Ein halbes Jahr nach einem schweren Brandanschlag auf die Stromversorgung im Berliner Technologiepark Adlershof hat die Polizei am Dienstagmorgen eine großangelegte Razzia gestartet. Im Auftrag der Generalstaatsanwaltschaft wurden insgesamt 18 Objekte durchsucht, ein Großteil davon in der Hauptstadt. Betroffen waren neben Privatwohnungen auch einschlägige Szene-Adressen wie die anarchistische Bibliothek Kalabalik in der Reichenberger Straße in Kreuzberg sowie ein linkes Hausprojekt in der Schererstraße im Wedding. Die Maßnahmen richten sich laut Generalstaatsanwaltschaft gegen „namentlich bekannte Beschuldigte“; Festnahmen oder Haftbefehle lagen nach bisherigen Angaben nicht vor.
Hintergrund der Durchsuchungen sind Ermittlungen zu einem mutmaßlich linksextrem motivierten Brandanschlag im September 2025. Damals waren ein Strommast und Starkstromkabel am Königsheideweg in Berlin-Johannisthal im Bezirk Treptow-Köpenick weitgehend zerstört worden. In der Folge fielen in der Region zeitweise der Strom aus: Rund 43.000 bis 50.000 Haushalte waren zeitweise ohne Versorgung, zudem waren etwa 1.300 Unternehmen im Technologiepark Adlershof betroffen. Für zahlreiche Tech-Firmen entstand nach Medienberichten ein Millionenschaden, einige Betriebe blieben bis zum 11. September von der Stromversorgung abgeschnitten.
In einem im Internet veröffentlichten Bekennerschreiben hatten sich „einige Anarchist:innen“ zu der Tat bekannt. In dem Schreiben war von einem Angriff auf den Technologiepark und die dort ansässigen Firmen und Forschungseinrichtungen die Rede, darunter Akteure aus IT, Robotik, Bio- und Nanotechnologie, Raumfahrt sowie Sicherheits- und Rüstungsindustrie. Die Generalstaatsanwaltschaft und das beim Landeskriminalamt (LKA) angesiedelte Ermittlerteam „Ermittlungsgruppe Spannung“ werten seit Monaten Spuren und Hinweise aus, um die Verursacher des Anschlags strafrechtlich zu identifizieren.

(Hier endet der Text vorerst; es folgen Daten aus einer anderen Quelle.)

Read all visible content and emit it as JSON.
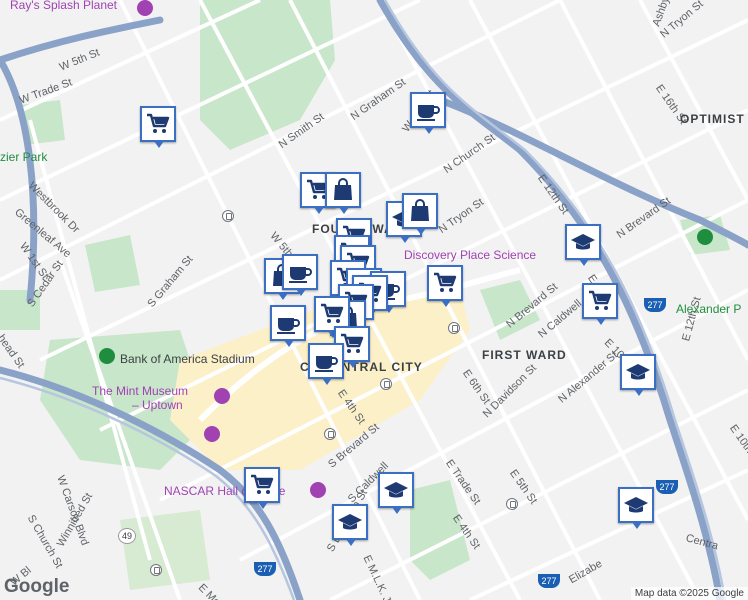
{
  "map": {
    "attribution": "Map data ©2025 Google",
    "logo": "Google",
    "colors": {
      "marker_border": "#3b6fc4",
      "marker_icon": "#1e3a73",
      "highway": "#8aa2c8",
      "park": "#c8e6c9",
      "uptown": "#fcf0c8"
    }
  },
  "labels": {
    "rays": "Ray's Splash Planet",
    "w5th_a": "W 5th St",
    "w_trade": "W Trade St",
    "frazier": "zier Park",
    "westbrook": "Westbrook Dr",
    "greenleaf": "Greenleaf Ave",
    "w1st": "W 1st St",
    "s_cedar": "S Cedar St",
    "s_church_top": "head St",
    "n_smith": "N Smith St",
    "n_graham": "N Graham St",
    "w10th": "W 10th St",
    "n_church": "N Church St",
    "w5th_b": "W 5th St",
    "s_graham": "S Graham St",
    "fourth_ward": "FOURTH WARD",
    "n_tryon_a": "N Tryon St",
    "discovery": "Discovery Place Science",
    "e12th_a": "E 12th St",
    "e16th": "E 16th St",
    "n_tryon_b": "N Tryon St",
    "ashby": "Ashby",
    "optimist": "OPTIMIST",
    "n_brevard_a": "N Brevard St",
    "e11th": "E 11th St",
    "n_caldwell_a": "N Caldwell",
    "alexander": "Alexander P",
    "e12th_b": "E 12th St",
    "first_ward": "FIRST WARD",
    "n_brevard_b": "N Brevard St",
    "e10th": "E 10th S",
    "boa": "Bank of America Stadium",
    "central_city": "CE CENTRAL CITY",
    "e6th": "E 6th St",
    "n_davidson": "N Davidson St",
    "n_alexander": "N Alexander St",
    "mint": "The Mint Museum",
    "mint2": "– Uptown",
    "e4th_a": "E 4th St",
    "s_brevard": "S Brevard St",
    "e_trade": "E Trade St",
    "e5th": "E 5th St",
    "e10th_b": "E 10th",
    "w_carson": "W Carson Blvd",
    "nascar": "NASCAR Hall of Fame",
    "s_caldwell": "S Caldwell",
    "e4th_b": "E 4th St",
    "central": "Centra",
    "s_church": "S Church St",
    "winnifred": "Winnifred St",
    "s_davidson": "S Davidson St",
    "mlk": "E M.L.K. Jr Blvd",
    "w_bland": "W Bl",
    "e_mo": "E Mo",
    "elizabeth": "Elizabe"
  },
  "shields": {
    "i277_a": "277",
    "i277_b": "277",
    "i277_c": "277",
    "i277_d": "277",
    "i277_e": "277",
    "nc49": "49"
  },
  "markers": [
    {
      "type": "grocery",
      "icon": "cart-icon"
    },
    {
      "type": "grocery",
      "icon": "cart-icon"
    },
    {
      "type": "shop",
      "icon": "shopping-bag-icon"
    },
    {
      "type": "cafe",
      "icon": "coffee-cup-icon"
    },
    {
      "type": "school",
      "icon": "graduation-cap-icon"
    },
    {
      "type": "shop",
      "icon": "shopping-bag-icon"
    },
    {
      "type": "grocery",
      "icon": "cart-icon"
    },
    {
      "type": "grocery",
      "icon": "cart-icon"
    },
    {
      "type": "grocery",
      "icon": "cart-icon"
    },
    {
      "type": "shop",
      "icon": "shopping-bag-icon"
    },
    {
      "type": "cafe",
      "icon": "coffee-cup-icon"
    },
    {
      "type": "grocery",
      "icon": "cart-icon"
    },
    {
      "type": "grocery",
      "icon": "cart-icon"
    },
    {
      "type": "cafe",
      "icon": "coffee-cup-icon"
    },
    {
      "type": "grocery",
      "icon": "cart-icon"
    },
    {
      "type": "grocery",
      "icon": "cart-icon"
    },
    {
      "type": "school",
      "icon": "graduation-cap-icon"
    },
    {
      "type": "grocery",
      "icon": "cart-icon"
    },
    {
      "type": "shop",
      "icon": "shopping-bag-icon"
    },
    {
      "type": "cafe",
      "icon": "coffee-cup-icon"
    },
    {
      "type": "grocery",
      "icon": "cart-icon"
    },
    {
      "type": "grocery",
      "icon": "cart-icon"
    },
    {
      "type": "cafe",
      "icon": "coffee-cup-icon"
    },
    {
      "type": "grocery",
      "icon": "cart-icon"
    },
    {
      "type": "school",
      "icon": "graduation-cap-icon"
    },
    {
      "type": "school",
      "icon": "graduation-cap-icon"
    },
    {
      "type": "school",
      "icon": "graduation-cap-icon"
    },
    {
      "type": "school",
      "icon": "graduation-cap-icon"
    },
    {
      "type": "grocery",
      "icon": "cart-icon"
    }
  ]
}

Die Berliner Gewerkschaft der Polizei (GdP) verweist auf langjährige Erfahrungen mit der gewaltbereiten linken Szene. Die Sicherheitsbehörden kennten die Protagonisten des „harten Kerns“, betonte die GdP. Anders als Rechtsextremisten gingen diese nicht zur Passivität über, wenn rechtsstaatliche Maßnahmen ergriffen würden. Zugleich sei es „unglaublich schwer“, ihnen konkrete Brandanschläge wie die in Johannisthal oder Zehlendorf gerichtsfest nachzuweisen. Das LKA habe nun ausreichend ermittelt, um die aktuellen Durchsuchungsbeschlüsse zu erwirken; die Gewerkschaft äußerte die Hoffnung, dass die Razzien neue Beweise liefern und die Aufklärung des Anschlags auf die Berliner Strominfrastruktur voranbringen.